I’m not sure where she’s gone off to.

And I’m not sure if she’ll bother coming back.

I knew this would happen. It’s why I told her I wanted to see where this thing goes when I really wanted to say, Stay here with me. Hold my hand on the back porch. I’ll hold yours, too.

I’ve been waiting for the other shoe to drop since she pressed up on her toes in my kitchen and grabbed me by the back of my neck and kissed me like she damn well meant it.

I close the door behind me. I swallow and drop my keys on the table. I pull off my jacket and hang it on the hook. I go through the motions of coming home while a thin and trembling tension continues to twist in my chest, winding around and around. Like a piano being tuned, the strings vibrating with pressure. “Evelyn?”

No answer. One of the cats appears on top of the couch, a discarded sock draped over her back. I rub her tiny forehead with my knuckles and reach for it, a faded green pair that Evie had stolen from me.

“She isn’t here, is she?”

Vixen offers me a meow and then scampers off, back to the huddle of kittens at the edge of the fireplace. I see that Prancer has grown her little nest, an old necktie between her paws where she lounges with the rest of them. A scrap of paper and a kitchen towel.

I scrub both hands through my hair and glance down the dark hall, back to the table where my cell phone and coffee mug sit untouched in the middle.

I could go down the hallway and check her room, see if her suitcase is gone. Her laptop and the stack of papers she kept on the nightstand under a book. That's what I did the first time she left. I wandered around that little room and looked for any clue she might have left behind. A note, maybe. A slip with her phone number scribbled down. All I found was a pile of loose change and a receipt from the tiny bar we were in. A button and a pen cap.

The second time, I was in the bakehouse. I sat at the corner table with two cups of coffee and a cinnamon roll I had no intention of eating. I waited while telling myself that I wasn’t waiting at all. I picked at the edge of that damn cinnamon roll until the whole thing was gone.

If Layla thought it was odd that I was sitting at the window seat for the duration of her morning rush with two mugs of coffee, she never said a word about it. Turns out Evelyn left that morning. I hadn’t even warranted a casual goodbye on her list. No text. Nothing.

The solution, this time, is a simple one.

I won’t go down the hallway to check. I won’t look for signs or signals or whatever the fuck else. I need to realize that sometimes a shooting star isn’t magic at all. Sometimes it’s just a bunch of space dust burning through the atmosphere.

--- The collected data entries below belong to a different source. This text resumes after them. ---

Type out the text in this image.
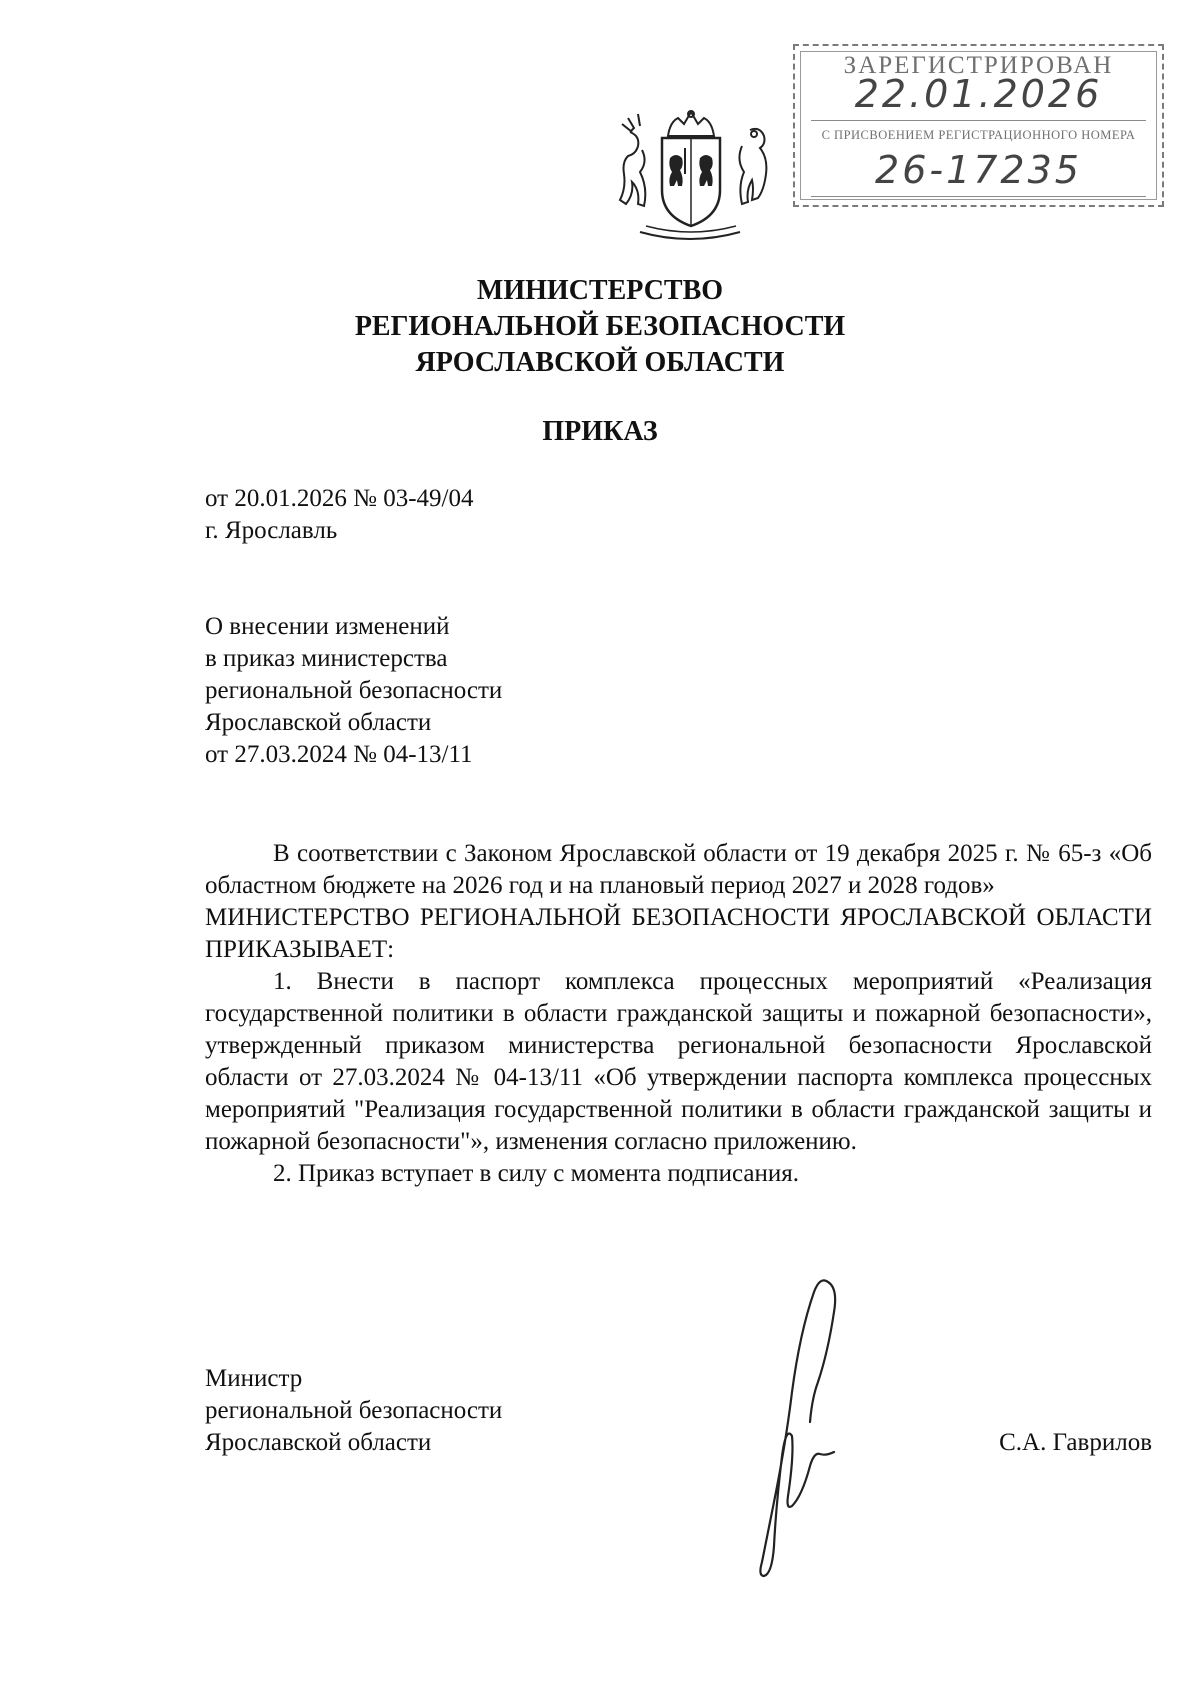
ЗАРЕГИСТРИРОВАН
22.01.2026
С ПРИСВОЕНИЕМ РЕГИСТРАЦИОННОГО НОМЕРА
26-17235
МИНИСТЕРСТВО
РЕГИОНАЛЬНОЙ БЕЗОПАСНОСТИ
ЯРОСЛАВСКОЙ ОБЛАСТИ
ПРИКАЗ
от 20.01.2026 № 03-49/04
г. Ярославль
О внесении изменений
в приказ министерства
региональной безопасности
Ярославской области
от 27.03.2024 № 04-13/11

В соответствии с Законом Ярославской области от 19 декабря 2025 г. № 65-з «Об областном бюджете на 2026 год и на плановый период 2027 и 2028 годов»

МИНИСТЕРСТВО РЕГИОНАЛЬНОЙ БЕЗОПАСНОСТИ ЯРОСЛАВСКОЙ ОБЛАСТИ ПРИКАЗЫВАЕТ:

1. Внести в паспорт комплекса процессных мероприятий «Реализация государственной политики в области гражданской защиты и пожарной безопасности», утвержденный приказом министерства региональной безопасности Ярославской области от 27.03.2024 № 04-13/11 «Об утверждении паспорта комплекса процессных мероприятий "Реализация государственной политики в области гражданской защиты и пожарной безопасности"», изменения согласно приложению.

2. Приказ вступает в силу с момента подписания.

Министр
региональной безопасности
Ярославской области	С.А. Гаврилов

Sometimes you don’t get a wish.

Evie is always going to be leaving. And I’m always going to be the one standing here, wondering where she went.

Third time’s the fucking charm, I guess.

“Stupid,” I mutter. My muscles vibrate with the urge to throw, snap, break. I want to flip the table. Smash the glass vase holding a bouquet of wildflowers against the wall. I rub my palms down over my face until I see spots.

And then I go to the fridge and I make a sandwich.